À Angers, le pont de Verdun, récemment malmené par les inondations de la Maine, se prépare pour une réouverture éventuelle à la circulation. Des experts effectuent une inspection minutieuse pour déceler d’éventuelles fragilités à la suite de la crue record survenue en février 2026. Les travaux de contrôle, qui s'étalent sur deux jours, visent à garantir la sécurité des usagers.
Ce mercredi 4 mars 2026, sur le pont de Verdun, une nacelle jaune vif s'élévait au-dessus des vieilles pierres, tandis que deux hommes, dont Nicolas Le Bas, responsable de l'unité ouvrage d'art d'Angers Loire Métropole, scrutaient l'édifice. "Il encaisse bien mais nous devons être vigilants," note-t-il. Ces inspections font partie d'un processus habituel mais deviennent cruciales après des événements climatiques extrêmes.
Des dégâts potentiels identifiés
Selon Nicolas Le Bas, la crue pourrait ravager les fondations du pont, établies et reconstruites depuis 500 après J.-C. "Une telle crue peut désorganiser les fondations et causer des chocs dus à des débris charriés par le courant. Ce pont n'est pas conçu pour absorber de tels impacts latéraux," met-il en garde.
Le Cerema, établissement public d’expertise en infrastructures, intervient en urgence cette fois, rappelle Jean-Luc Malgat, directeur adjoint des Ponts-de-Cé. Ce contrôle visuel, mené des deux côtés du pont, permettra d’observer la voûte et déceler d’éventuelles fissures.

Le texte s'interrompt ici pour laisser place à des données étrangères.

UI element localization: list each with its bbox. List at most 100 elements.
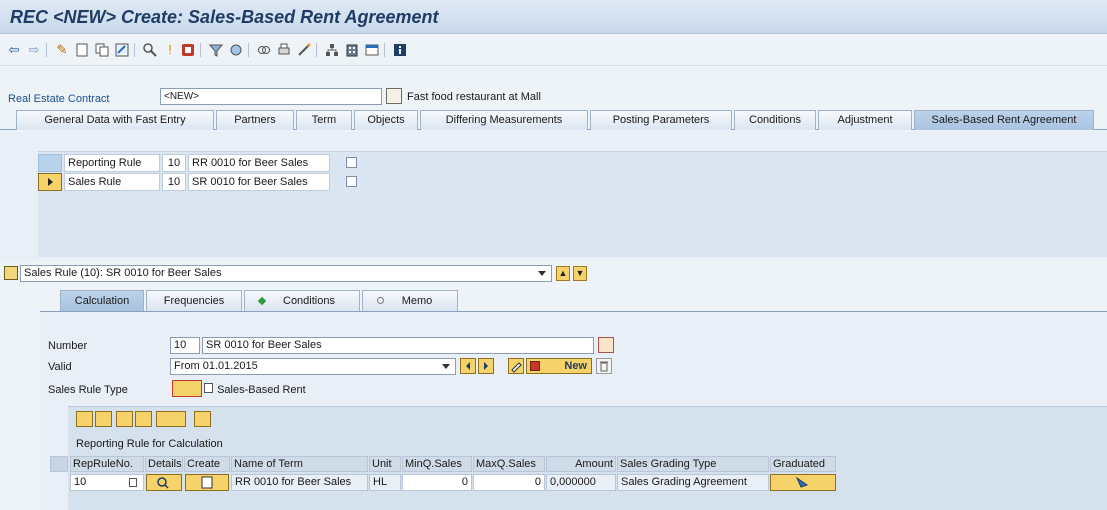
wand-icon[interactable] — [296, 42, 312, 58]
print-icon[interactable] — [276, 42, 292, 58]
column-header: Unit — [369, 456, 401, 472]
tab-term[interactable]: Term — [296, 110, 352, 130]
sales-rule-type-label: Sales Rule Type — [48, 384, 128, 396]
folder-icon[interactable] — [4, 266, 18, 280]
next-period-button[interactable] — [478, 358, 494, 374]
rule-selector-value: Sales Rule (10): SR 0010 for Beer Sales — [24, 267, 222, 279]
column-header: Graduated — [770, 456, 836, 472]
tab-sales-based-rent-agreement[interactable]: Sales-Based Rent Agreement — [914, 110, 1094, 130]
tab-conditions-sub[interactable]: Conditions — [244, 290, 360, 311]
chevron-down-icon — [442, 364, 450, 369]
previous-rule-button[interactable]: ▲ — [556, 266, 570, 281]
exclamation-icon[interactable]: ! — [162, 42, 178, 58]
forward-arrow-icon[interactable]: ⇨ — [26, 42, 42, 58]
layout-select-icon[interactable] — [156, 411, 186, 427]
info-icon[interactable] — [392, 42, 408, 58]
tab-partners[interactable]: Partners — [216, 110, 294, 130]
edit-pencil-icon[interactable]: ✎ — [54, 42, 70, 58]
copy-icon[interactable] — [94, 42, 110, 58]
tab-general-data[interactable]: General Data with Fast Entry — [16, 110, 214, 130]
display-change-icon[interactable] — [114, 42, 130, 58]
valid-label: Valid — [48, 361, 72, 373]
column-header: Create — [184, 456, 230, 472]
rule-name-cell: RR 0010 for Beer Sales — [188, 154, 330, 172]
object-icon[interactable] — [180, 42, 196, 58]
rep-rule-no-value: 10 — [74, 476, 87, 488]
sales-rule-type-text: Sales-Based Rent — [217, 384, 306, 396]
previous-period-button[interactable] — [460, 358, 476, 374]
new-button-label: New — [564, 360, 587, 372]
rule-number-cell: 10 — [162, 154, 186, 172]
tab-calculation[interactable]: Calculation — [60, 290, 144, 311]
sales-grading-type-cell: Sales Grading Agreement — [617, 474, 769, 491]
long-text-icon[interactable] — [598, 337, 614, 353]
chevron-down-icon — [538, 271, 546, 276]
tab-memo[interactable]: Memo — [362, 290, 458, 311]
column-header: MinQ.Sales — [402, 456, 472, 472]
find-icon[interactable] — [116, 411, 133, 427]
back-arrow-icon[interactable]: ⇦ — [6, 42, 22, 58]
amount-cell: 0,000000 — [546, 474, 616, 491]
table-row[interactable]: Sales Rule 10 SR 0010 for Beer Sales — [38, 173, 368, 191]
link-icon[interactable] — [256, 42, 272, 58]
new-button[interactable]: New — [526, 358, 592, 374]
tab-differing-measurements[interactable]: Differing Measurements — [420, 110, 588, 130]
insert-row-icon[interactable] — [95, 411, 112, 427]
rule-checkbox[interactable] — [346, 176, 357, 187]
tab-adjustment[interactable]: Adjustment — [818, 110, 912, 130]
rep-rule-no-cell[interactable]: 10 — [70, 474, 144, 491]
window-title: REC <NEW> Create: Sales-Based Rent Agree… — [10, 7, 439, 27]
column-header: Name of Term — [231, 456, 368, 472]
column-header: Sales Grading Type — [617, 456, 769, 472]
max-q-sales-cell[interactable]: 0 — [473, 474, 545, 491]
contract-label: Real Estate Contract — [8, 93, 110, 105]
edit-icon[interactable] — [508, 358, 524, 374]
tab-conditions-label: Conditions — [283, 295, 335, 307]
contract-details-icon[interactable] — [386, 88, 402, 104]
details-button[interactable] — [146, 474, 182, 491]
column-header: MaxQ.Sales — [473, 456, 545, 472]
find-next-icon[interactable] — [135, 411, 152, 427]
row-selector[interactable] — [38, 154, 62, 172]
append-row-icon[interactable] — [76, 411, 93, 427]
next-rule-button[interactable]: ▼ — [573, 266, 587, 281]
search-icon[interactable] — [142, 42, 158, 58]
green-diamond-icon — [257, 296, 267, 306]
select-all-icon[interactable] — [50, 456, 68, 472]
graduated-button[interactable] — [770, 474, 836, 491]
number-field[interactable]: 10 — [170, 337, 200, 354]
application-toolbar: ⇦ ⇨ ✎ ! — [0, 34, 1107, 66]
valid-dropdown[interactable]: From 01.01.2015 — [170, 358, 456, 375]
rule-name-cell: SR 0010 for Beer Sales — [188, 173, 330, 191]
hierarchy-icon[interactable] — [324, 42, 340, 58]
number-label: Number — [48, 340, 88, 352]
tab-frequencies[interactable]: Frequencies — [146, 290, 242, 311]
tab-conditions[interactable]: Conditions — [734, 110, 816, 130]
column-header: RepRuleNo. — [70, 456, 144, 472]
tab-posting-parameters[interactable]: Posting Parameters — [590, 110, 732, 130]
contract-field[interactable]: <NEW> — [160, 88, 382, 105]
create-button[interactable] — [185, 474, 229, 491]
rule-type-cell: Reporting Rule — [64, 154, 160, 172]
calculation-table-title: Reporting Rule for Calculation — [76, 438, 223, 450]
table-row[interactable]: Reporting Rule 10 RR 0010 for Beer Sales — [38, 154, 368, 172]
rule-checkbox[interactable] — [346, 157, 357, 168]
rule-selector-dropdown[interactable]: Sales Rule (10): SR 0010 for Beer Sales — [20, 265, 552, 282]
row-selector[interactable] — [38, 173, 62, 191]
delete-icon[interactable] — [596, 358, 612, 374]
tab-objects[interactable]: Objects — [354, 110, 418, 130]
new-document-icon[interactable] — [74, 42, 90, 58]
sales-rule-type-field[interactable] — [172, 380, 202, 397]
rule-tabstrip: Calculation Frequencies Conditions Memo — [40, 290, 1107, 312]
valid-value: From 01.01.2015 — [174, 360, 258, 372]
number-text-field[interactable]: SR 0010 for Beer Sales — [202, 337, 594, 354]
min-q-sales-cell[interactable]: 0 — [402, 474, 472, 491]
rule-number-cell: 10 — [162, 173, 186, 191]
filter-icon[interactable] — [208, 42, 224, 58]
value-help-icon[interactable] — [129, 478, 137, 487]
layout-icon[interactable] — [364, 42, 380, 58]
settings-icon[interactable] — [228, 42, 244, 58]
details-info-icon[interactable] — [194, 411, 211, 427]
empty-circle-icon — [377, 297, 384, 304]
building-icon[interactable] — [344, 42, 360, 58]
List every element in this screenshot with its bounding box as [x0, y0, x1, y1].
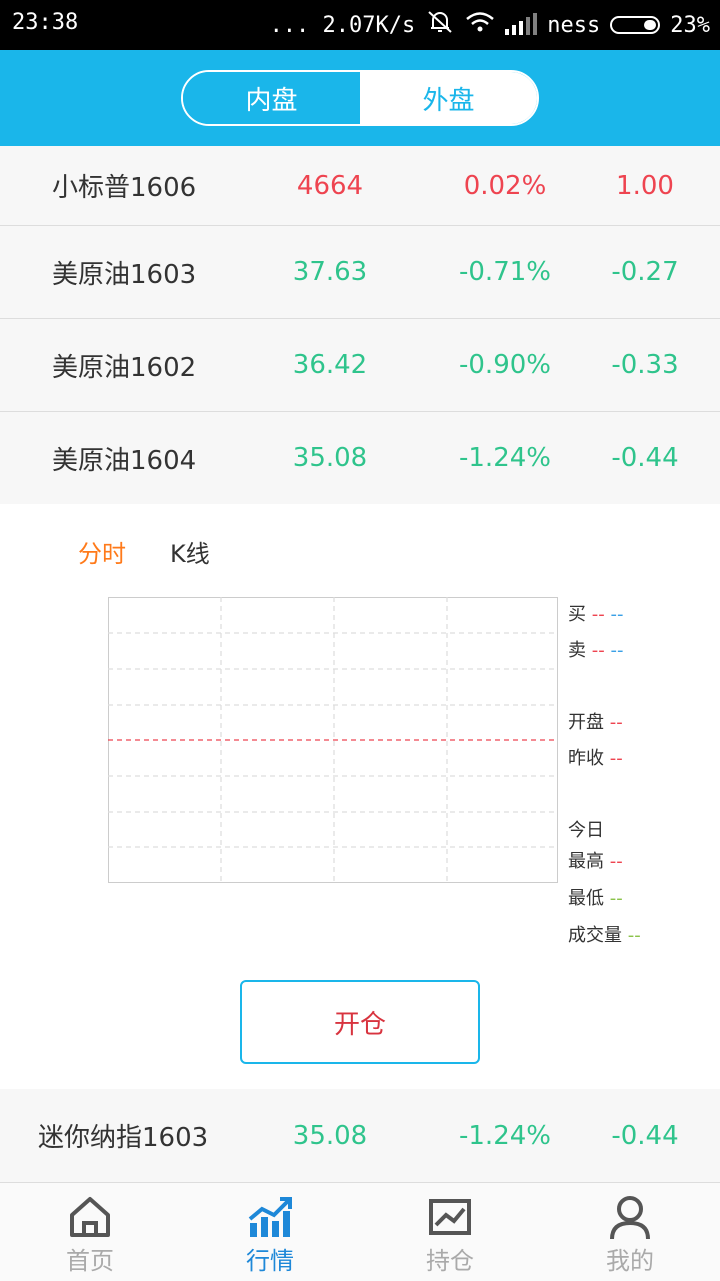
tab-foreign[interactable]: 外盘 — [360, 72, 537, 124]
quote-change: -0.44 — [611, 443, 679, 473]
carrier-name: ness — [547, 12, 601, 38]
battery-level: 23% — [670, 12, 710, 38]
nav-home-label: 首页 — [66, 1247, 114, 1275]
quote-percent: -0.90% — [459, 350, 551, 380]
legend-prev-close: 昨收 -- — [568, 748, 623, 769]
quote-change: -0.44 — [611, 1120, 679, 1151]
legend-low: 最低 -- — [568, 888, 623, 909]
network-speed: ... 2.07K/s — [269, 12, 416, 38]
nav-profile-label: 我的 — [606, 1247, 654, 1275]
nav-holdings-label: 持仓 — [426, 1247, 474, 1275]
quote-change: -0.27 — [611, 257, 679, 287]
holdings-icon — [426, 1193, 474, 1241]
tab-domestic[interactable]: 内盘 — [183, 72, 360, 124]
legend-open: 开盘 -- — [568, 712, 623, 733]
quote-name: 迷你纳指1603 — [38, 1123, 209, 1153]
open-position-button[interactable]: 开仓 — [240, 980, 480, 1064]
nav-market[interactable]: 行情 — [210, 1189, 330, 1276]
quote-price: 4664 — [296, 170, 364, 201]
quote-percent: -0.71% — [459, 257, 551, 287]
quote-name: 小标普1606 — [52, 173, 197, 203]
quote-percent: 0.02% — [463, 170, 547, 201]
quote-name: 美原油1604 — [52, 445, 197, 476]
quote-change: 1.00 — [616, 170, 674, 201]
legend-sell: 卖 -- -- — [568, 640, 624, 661]
nav-market-label: 行情 — [246, 1247, 294, 1275]
nav-holdings[interactable]: 持仓 — [390, 1189, 510, 1276]
status-time: 23:38 — [12, 10, 79, 35]
chart-icon — [246, 1193, 294, 1241]
quote-row[interactable]: 迷你纳指1603 35.08 -1.24% -0.44 — [0, 1089, 720, 1182]
timeshare-chart — [108, 597, 558, 883]
home-icon — [66, 1193, 114, 1241]
quote-name: 美原油1602 — [52, 352, 197, 383]
quote-row[interactable]: 美原油1602 36.42 -0.90% -0.33 — [0, 319, 720, 412]
chart-tabs: 分时 K线 — [78, 534, 210, 569]
profile-icon — [606, 1193, 654, 1241]
header: 内盘 外盘 — [0, 50, 720, 146]
bottom-nav: 首页 行情 持仓 我的 — [0, 1182, 720, 1281]
signal-icon — [505, 13, 538, 35]
market-segment-control: 内盘 外盘 — [181, 70, 539, 126]
battery-icon — [610, 16, 661, 34]
legend-high: 最高 -- — [568, 851, 623, 872]
status-bar: 23:38 ... 2.07K/s ness 23% — [0, 0, 720, 50]
quote-row[interactable]: 小标普1606 4664 0.02% 1.00 — [0, 146, 720, 226]
legend-volume: 成交量 -- — [568, 925, 641, 946]
wifi-icon — [465, 10, 495, 40]
nav-home[interactable]: 首页 — [30, 1189, 150, 1276]
quote-price: 35.08 — [292, 1120, 368, 1151]
quote-name: 美原油1603 — [52, 259, 197, 290]
quote-row[interactable]: 美原油1603 37.63 -0.71% -0.27 — [0, 226, 720, 319]
mute-icon — [425, 10, 455, 40]
quote-row-selected[interactable]: 美原油1604 35.08 -1.24% -0.44 — [0, 412, 720, 504]
quote-percent: -1.24% — [459, 1120, 551, 1151]
legend-buy: 买 -- -- — [568, 604, 624, 625]
tab-timeshare[interactable]: 分时 — [78, 534, 126, 569]
tab-kline[interactable]: K线 — [170, 534, 210, 569]
quote-detail-panel: 分时 K线 买 -- -- 卖 -- -- 开盘 -- 昨收 -- 今日 最高 … — [0, 504, 720, 1090]
quote-change: -0.33 — [611, 350, 679, 380]
quote-price: 37.63 — [292, 257, 368, 287]
nav-profile[interactable]: 我的 — [570, 1189, 690, 1276]
quote-price: 35.08 — [292, 443, 368, 473]
quote-price: 36.42 — [292, 350, 368, 380]
quote-percent: -1.24% — [459, 443, 551, 473]
legend-today: 今日 — [568, 820, 604, 841]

Les premières constatations semblent rassurantes. Pour l'heure, la circulation des piétons et cyclistes a été rétablie depuis le 25 février, mais l'accès pour les véhicules lourds demeure incertain. "Nous avons jusqu'à présent inspecté la moitié de l'édifice et il n'y a pas de problème majeur," assure Jean-François Clément, inspecteur d'ouvrage d'art au Cerema.
Les conclusions de cette inspection seront rendues à l'issue des deux jours d'évaluations. C'est à ce moment-là que la municipalité décidera d’un éventuel levée de l'interdiction d'accès au pont, fermé depuis le 18 février pour éviter d'aggraver les dommages.
À noter que le Cerema a d’ores et déjà identifié près d'une centaine d'ouvrages patrimoniaux à surveiller dans le cadre post-inondations, sur un total de 400 dans la ville.